The girl to my left mumbles “Shut the fuck up,” under her breath.
About an hour in, the pack thinned, the trail widened, and the rain started. It would rain and mist for the next 30 hours. The four 25-mile loops that comprise this race were rather ‘hard on the brain’ in the sense that I was very cognizant of the fact that I was running 4 marathons in succession.
This mileage is no different than any other 100-miler, but for some reason when divided into these marathon distance denominations, the numbers sound scarier.
As the day wore on, the rooted track turned into a glorious mud pit.
By now I was very at home in these conditions; they actually seemed rather benign compared to Devil Dog. However, more than half of the runners would eventually drop out.
Moisture seems to always bring with it a high attrition rate in these races.
As the night came down the tiny mist particles falling horizontally in the wind looked like Star Wars Hyperspace in the light of my headlamp. This weird visual effect wasn’t helping my sour stomach, but I trudged on knowing that the key to finishing 100-milers is relentless forward motion.
Towards the end, I encountered my reason for being there; I found my reservoir to tap into when things get rough. I had forgotten my reason and purpose in its simplicity.

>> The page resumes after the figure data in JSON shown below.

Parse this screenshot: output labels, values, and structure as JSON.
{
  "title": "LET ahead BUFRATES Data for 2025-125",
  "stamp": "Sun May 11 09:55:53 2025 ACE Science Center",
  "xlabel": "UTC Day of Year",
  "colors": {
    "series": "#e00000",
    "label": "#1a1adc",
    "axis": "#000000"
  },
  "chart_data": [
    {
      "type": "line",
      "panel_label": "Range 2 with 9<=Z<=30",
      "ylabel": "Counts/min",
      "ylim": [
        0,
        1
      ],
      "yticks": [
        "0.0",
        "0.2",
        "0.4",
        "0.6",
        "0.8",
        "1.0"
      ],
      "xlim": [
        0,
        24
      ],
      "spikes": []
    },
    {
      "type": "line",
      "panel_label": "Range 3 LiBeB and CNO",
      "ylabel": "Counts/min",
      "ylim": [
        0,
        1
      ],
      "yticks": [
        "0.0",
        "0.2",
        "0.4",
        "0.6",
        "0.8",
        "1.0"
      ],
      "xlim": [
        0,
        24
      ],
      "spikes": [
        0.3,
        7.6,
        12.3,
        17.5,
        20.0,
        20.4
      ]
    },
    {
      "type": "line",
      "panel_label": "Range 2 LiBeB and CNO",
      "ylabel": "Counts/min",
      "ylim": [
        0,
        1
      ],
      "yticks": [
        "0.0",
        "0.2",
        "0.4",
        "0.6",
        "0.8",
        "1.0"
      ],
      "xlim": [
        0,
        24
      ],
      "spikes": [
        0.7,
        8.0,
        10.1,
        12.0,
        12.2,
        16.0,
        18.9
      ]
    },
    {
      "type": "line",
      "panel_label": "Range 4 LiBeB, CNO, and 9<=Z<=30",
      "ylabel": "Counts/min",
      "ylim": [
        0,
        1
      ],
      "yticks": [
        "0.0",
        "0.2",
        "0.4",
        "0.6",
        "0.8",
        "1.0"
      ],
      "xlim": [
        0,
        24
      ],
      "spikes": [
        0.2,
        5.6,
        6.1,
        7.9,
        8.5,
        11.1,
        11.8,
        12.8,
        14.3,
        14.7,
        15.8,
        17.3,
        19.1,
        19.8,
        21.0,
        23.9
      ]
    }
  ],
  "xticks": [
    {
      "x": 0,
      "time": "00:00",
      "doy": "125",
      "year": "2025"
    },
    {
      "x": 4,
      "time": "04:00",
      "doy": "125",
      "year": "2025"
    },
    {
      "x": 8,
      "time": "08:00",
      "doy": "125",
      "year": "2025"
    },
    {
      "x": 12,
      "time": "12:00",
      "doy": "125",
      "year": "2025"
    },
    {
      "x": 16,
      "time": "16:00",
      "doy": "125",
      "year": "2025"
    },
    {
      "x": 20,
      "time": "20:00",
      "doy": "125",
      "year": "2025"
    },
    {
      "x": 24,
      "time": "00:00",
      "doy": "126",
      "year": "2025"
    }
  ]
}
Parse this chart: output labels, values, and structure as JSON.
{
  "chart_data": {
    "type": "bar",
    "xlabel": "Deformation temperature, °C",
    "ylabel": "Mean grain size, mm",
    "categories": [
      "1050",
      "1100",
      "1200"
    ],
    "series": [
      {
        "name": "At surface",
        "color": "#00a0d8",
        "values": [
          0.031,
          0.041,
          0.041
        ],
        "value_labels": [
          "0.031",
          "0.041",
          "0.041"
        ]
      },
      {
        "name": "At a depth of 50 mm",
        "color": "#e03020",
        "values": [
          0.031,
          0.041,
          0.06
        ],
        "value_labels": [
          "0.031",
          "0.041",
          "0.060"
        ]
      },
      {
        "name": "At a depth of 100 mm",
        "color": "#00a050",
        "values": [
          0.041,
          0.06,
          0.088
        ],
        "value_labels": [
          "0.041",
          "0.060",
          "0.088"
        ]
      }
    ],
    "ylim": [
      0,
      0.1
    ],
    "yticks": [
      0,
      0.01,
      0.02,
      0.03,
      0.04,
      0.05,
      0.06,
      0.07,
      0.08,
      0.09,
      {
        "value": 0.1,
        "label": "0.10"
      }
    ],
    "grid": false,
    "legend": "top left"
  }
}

There was a gentleman I encountered in the most remote part of the course griping in the darkness by himself. He was saying, “I hate this, I don’t want to be here, and I never want to see this place again.”
This guy showed me my purpose!
It was not only my purpose for running ultras, but my purpose in life: I never want to be the way he was then.
Never ever.
I will never again let the cycle of self-victimization thoughts swirl through my mind and hypnotize me into holding limiting beliefs. I will not wish things different and suffer in my inability to deal with things I cannot change.
What you say to the Universe is exactly what The Universe responds to.
The Universe does not play in semantics. If you say “I hate this,” it will be so.
It’s such a simple and profound truth that it’s lost in plain sight to most.
All you need to do is ask yourself, “Who am I and what do I stand for?”
Ask these questions in every moment and look for the signs. As the signs appear in response to these questions, we just keep moving towards them with relentless forward motion.